There is some bigger synergy of Apple enabling easy to deploy VM instances from macOS to Linux data center hardware where they can do more "eat your own dog food". But that is going from developer workstations out to production equipment. Not making the production equipment. That is why the Apple virtualization framework is much further developed for Linux than it is for Windows. Apple is probably already eating-their-own-dogfood there from the start.

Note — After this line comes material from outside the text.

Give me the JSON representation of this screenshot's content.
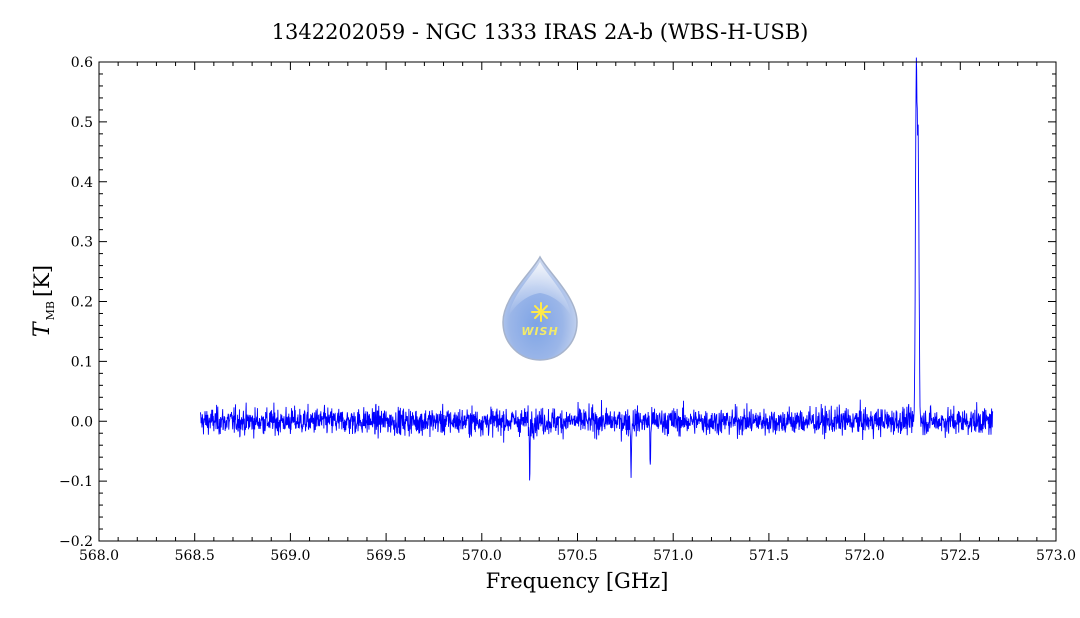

Apple killed off "MacOS Sever". If there are not in the business of making software for a hard core server , why would they spin up making the hardware? testing and build farms are a corner case where taking would could be done on a single user system and just doing more of it in parallel in a "on demand" fashion. A SoC that is faster at making individual systems do compile/build/test faster works outside the server farm. ( most 'developers' are using individual systems most of the time).
Apple's default network file system option is SMB/CIFS ( Windows/Samba ) ... macOS isn't the 'worlds best' SMB server out there. Remote source code control repository software like git ... again macOS has some huge advantage playing the server role how? (it doesn't. Which is one reason why XCode Cloud service doesn't really try to cover that at all. )

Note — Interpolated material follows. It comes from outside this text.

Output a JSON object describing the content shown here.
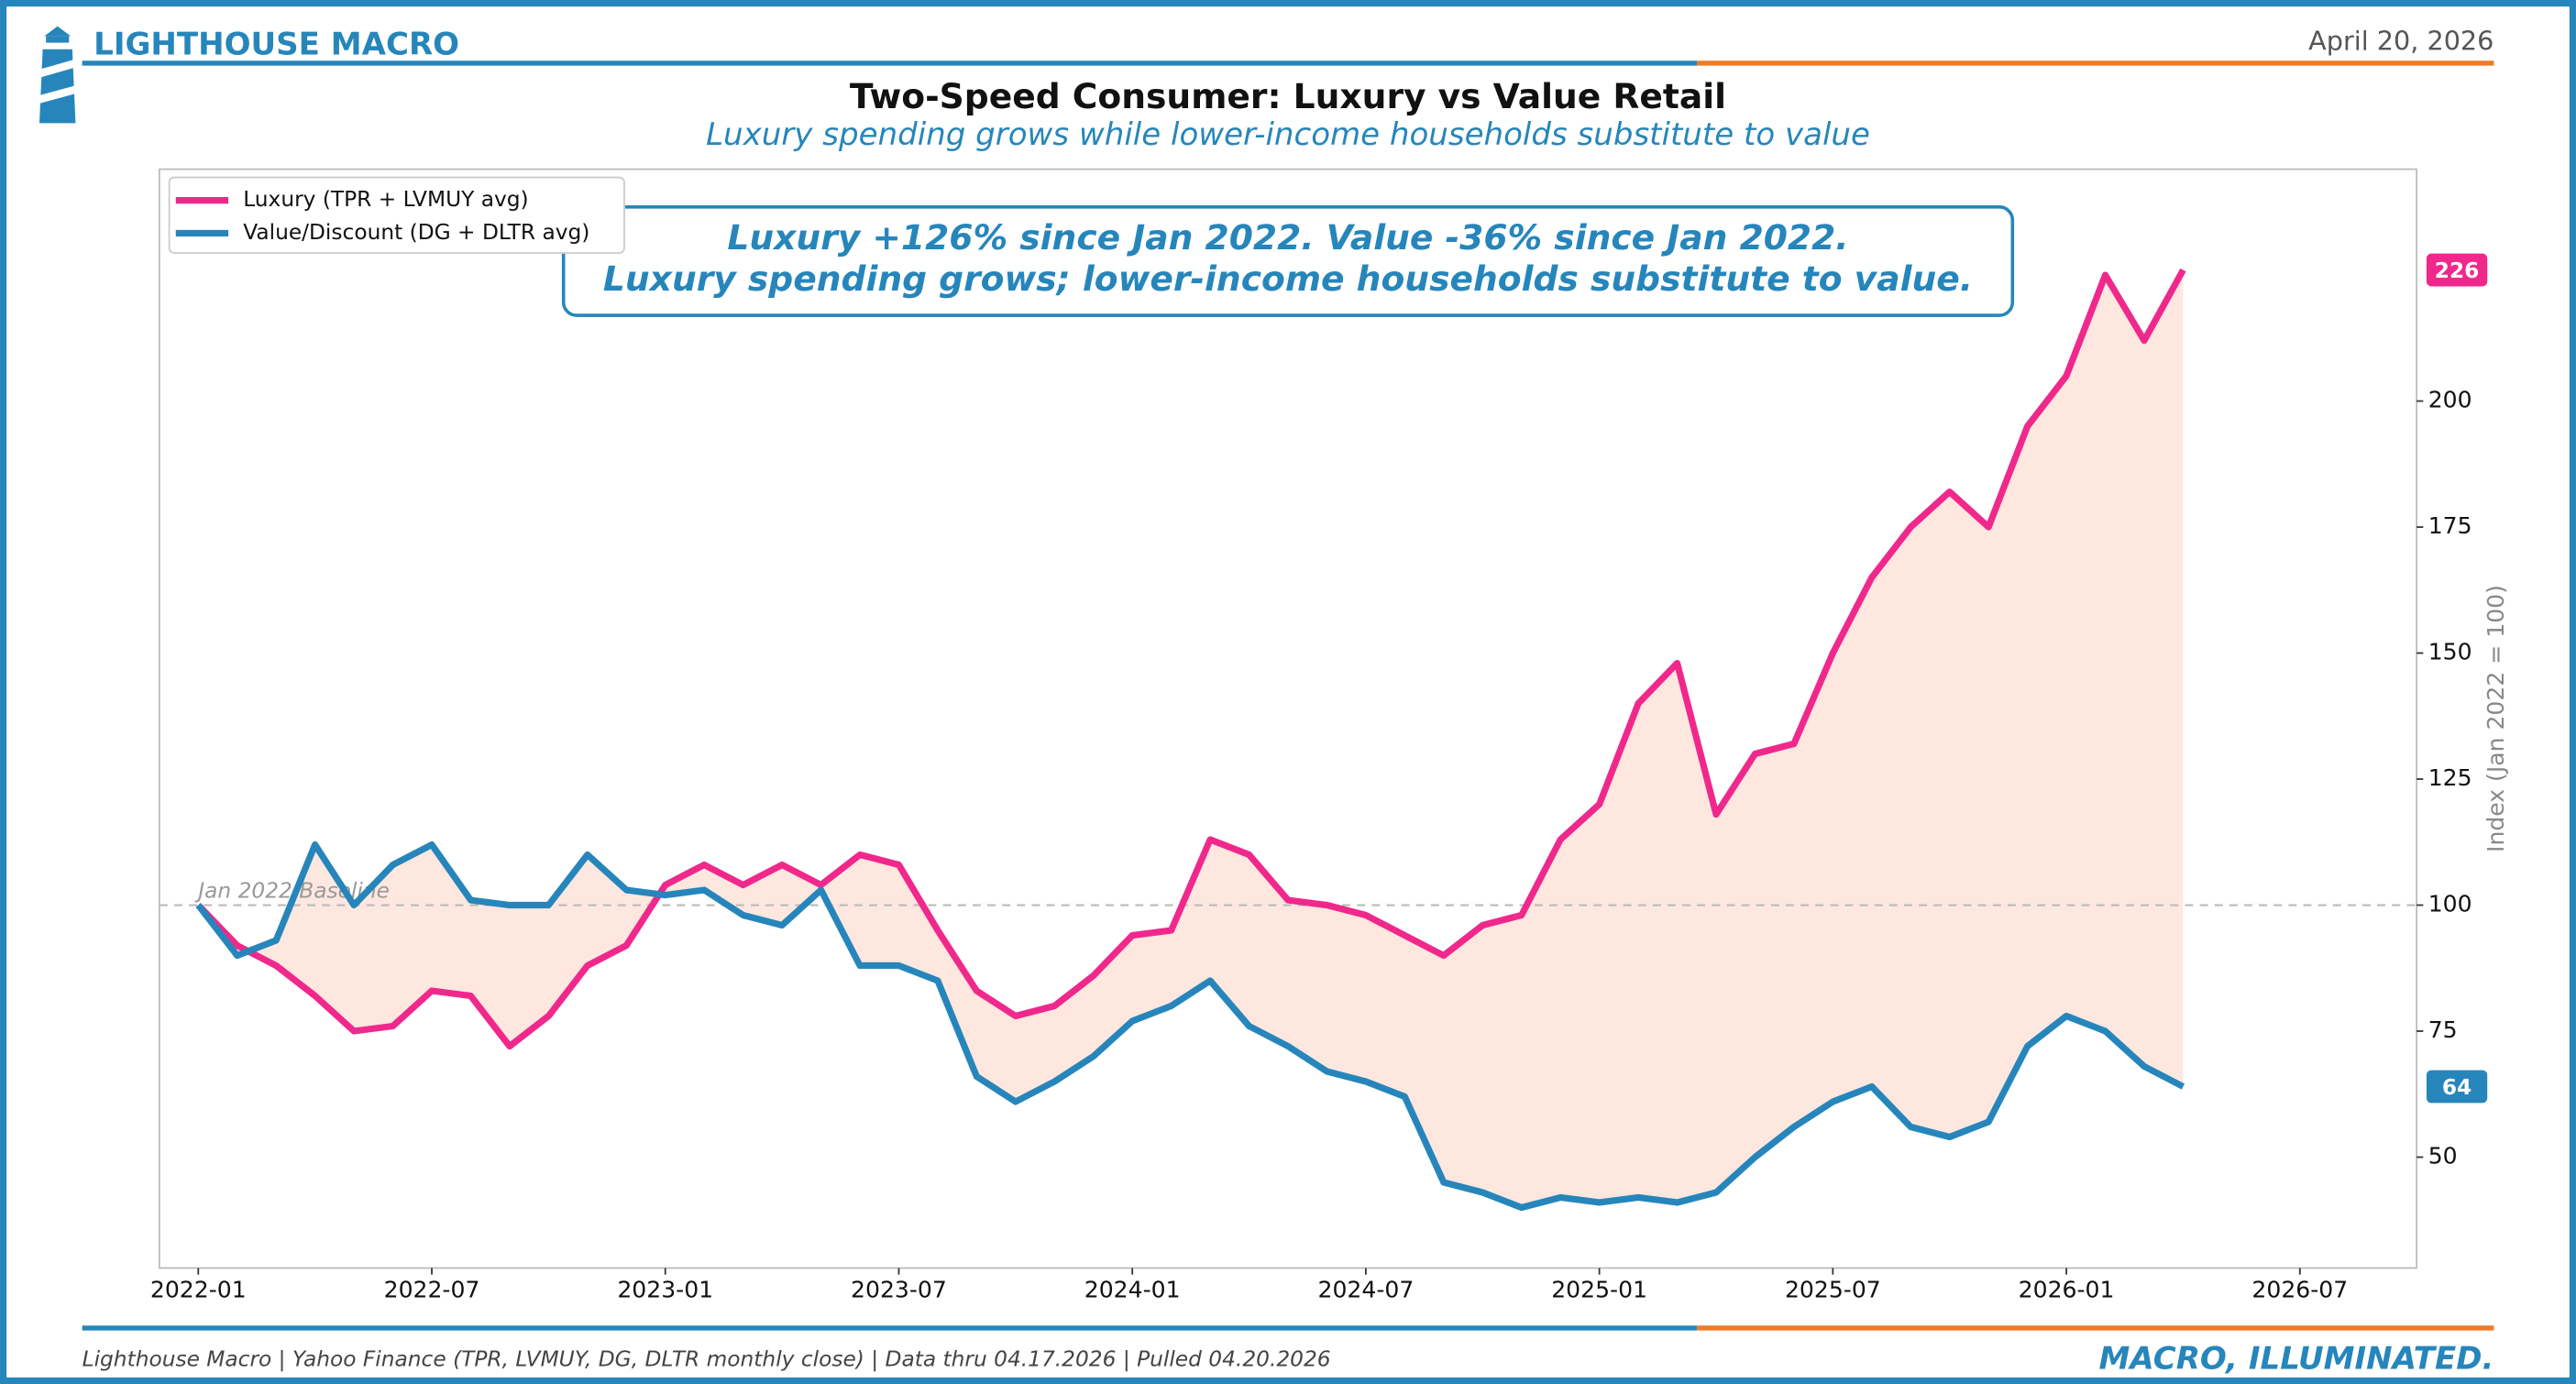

If Arm's Neoverse server core evolution program falls off a cliff into disfunction then perhaps Apple would have a strong need to "roll their own" sever SoC. Ampere is jumping off onto their own custom cores , so if they stumble and fall hard and there is nobody but Amazon there would be a problem. (Nvidia is rolling out on a Neoverse variant though ... Neoverse makes for a lower barrier to entry so will probably end up with multiple vendors long term as long as it is around to jumpstart new vendors to Arm server market) . There were/are several "apple has gotta do a server processor" notion threads over in the Apple Silicon forums. Those too feed off the suspect notion that almost all of the Arm sever momentum is trapped inside of Amazon (and their Graviton efforts). it wasn't then, but it is more public now. (which hyperscaler isn't publicly buying Ampere SoCs at this point is a harder service to spot. )
P.S. the Qualcomm/Nuvia vs Arm lawsuit also is demonstrative that Apple cannot just willy nilly jump into the server market. There is not lots of upside for Apple to radically "fight" Arm on the direction and development of the Arm server market. If Apple buys stuff then they are far more aligned than trying to swim upstream.